La route de forêt est vraiment une route de forêt, elle n'est pas carrossée. Le van de Washington est à la peine. Et à mi-trajet, c'est la crevaison. Ils joignent Eyota par la CB, mais elle les laisse se débrouiller. Ils appellent la dépanneuse avec le téléphone tribandes de Leoni, la dépanneuse de Camp du Lac car c'est la seule à des lieues à la ronde. Elle arrive. C'est une remorque qui a connu des jours meilleurs. Aux commandes, un natif qui répond au nom de Comanche. Il a un syndrome d'alcoolisation foetale, qui lui donne un faciès proche d'une personne qui aurait une trisomie. Il est visiblement alcoolique, son visage est rouge, il sent le gingembre. Il essuie souvent ses mains pleines de cambouis sur sa salopette. Quand il parle, il bégaie légèrement. Il leur demande où il faut les remorquer, Allison répond Bois Rouge, malgré les récriminations de Washington qui voudrait être rapatrié à Camp du Lac. Le dépanneur peut prendre deux personnes dans sa cabine, mais du coup au moins une personne devra rester dans le van qui est remorqué. Allison monte dans la dépanneuse avec Leoni, elle relègue Washington dans le van...

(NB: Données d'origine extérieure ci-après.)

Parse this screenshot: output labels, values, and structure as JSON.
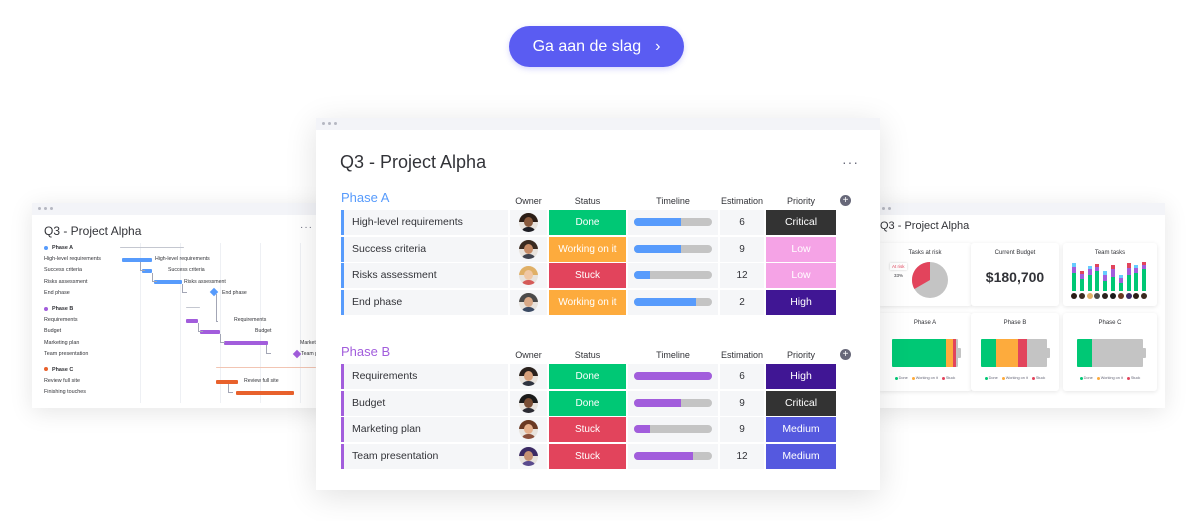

Eyota est arrivée à Bois Rouge. Elle a déposé Angeni dans un endroit discret, pour qu'on ne sache pas que la police l'a ramenée. Puis elle s'est rendue en forêt pour participer à la battue. Elle y retrouve la cheffe de la police indienne de Camp du Lac, mais aussi Chayton... et Gordon.
La cheffe de la police indienne est une native d'une cinquantaine d'années. Elle a pris beaucoup de poids depuis quelques années qu'elle ne mange plus que de la junk food. Elle a les cheveux courts. ça et l'uniforme, ça lui donne un air très occidentalisé.

Chayton participe à la battue en tant que volontaire. Il est vêtu d'un blouson et d'un pantalon en jeans à franges, il a des plumes dans les cheveux. La cheffe s'entretient avec Eyota. Elle lui confie que ce n'est pas normal de faire une battue si loin de l'Autoroute des Larmes. Mais des gens de Bois Rouge auraient entendu des cris, ils auraient aperçu le Wendigo, alors ils ont insisté pour qu'il y ait une fouille des lieux. "Entre nous, tout ça c'est de la connerie.", conclut la cheffe.

Mais l'un des volontaire les appelle. Ils trouvent un corps. Le squelette d'une femme que des prédateurs ont dû déterrer. Elle porte un reste de tailleur et un badge avec le logo d'une station de télé. C'est sûrement la journaliste disparue il y a quatre ans. Son crâne est fendu, la cause de la mort doit être un objet tranchant. Eyota fait interrompre la battue. Maintenant, c'est une scène de crime.

Gordon redemande à Eyota si Angeni a déposé plainte contre lui. Avec la découverte du corps, l'enquête sur la disparition de la journaliste va progresser à grands pas. C'est Gordon qui a constitué tout le dossier. Si son honneur est entaché, l'enquête va forcément en pâtir. Eyota sous-entend qu'il n'a rien à craindre pour le moment. Mais elle a la plainte d'Angeni dans sa poche et compte la déposer dès le lendemain.

Quand la dépanneuse dépose Leoni et les journalistes en herbe à Bois Rouge, il est trop tard pour participer à la battue. Pour autant, Leoni interroge Allison : doit-elle rester avec eux pour le dîner promis ou aller voir Eyota pour se rendre utile ? Comprenant que Leoni a toujours besoin de faire ses preuves, Allison l'enjoint à rejoindre Eyota.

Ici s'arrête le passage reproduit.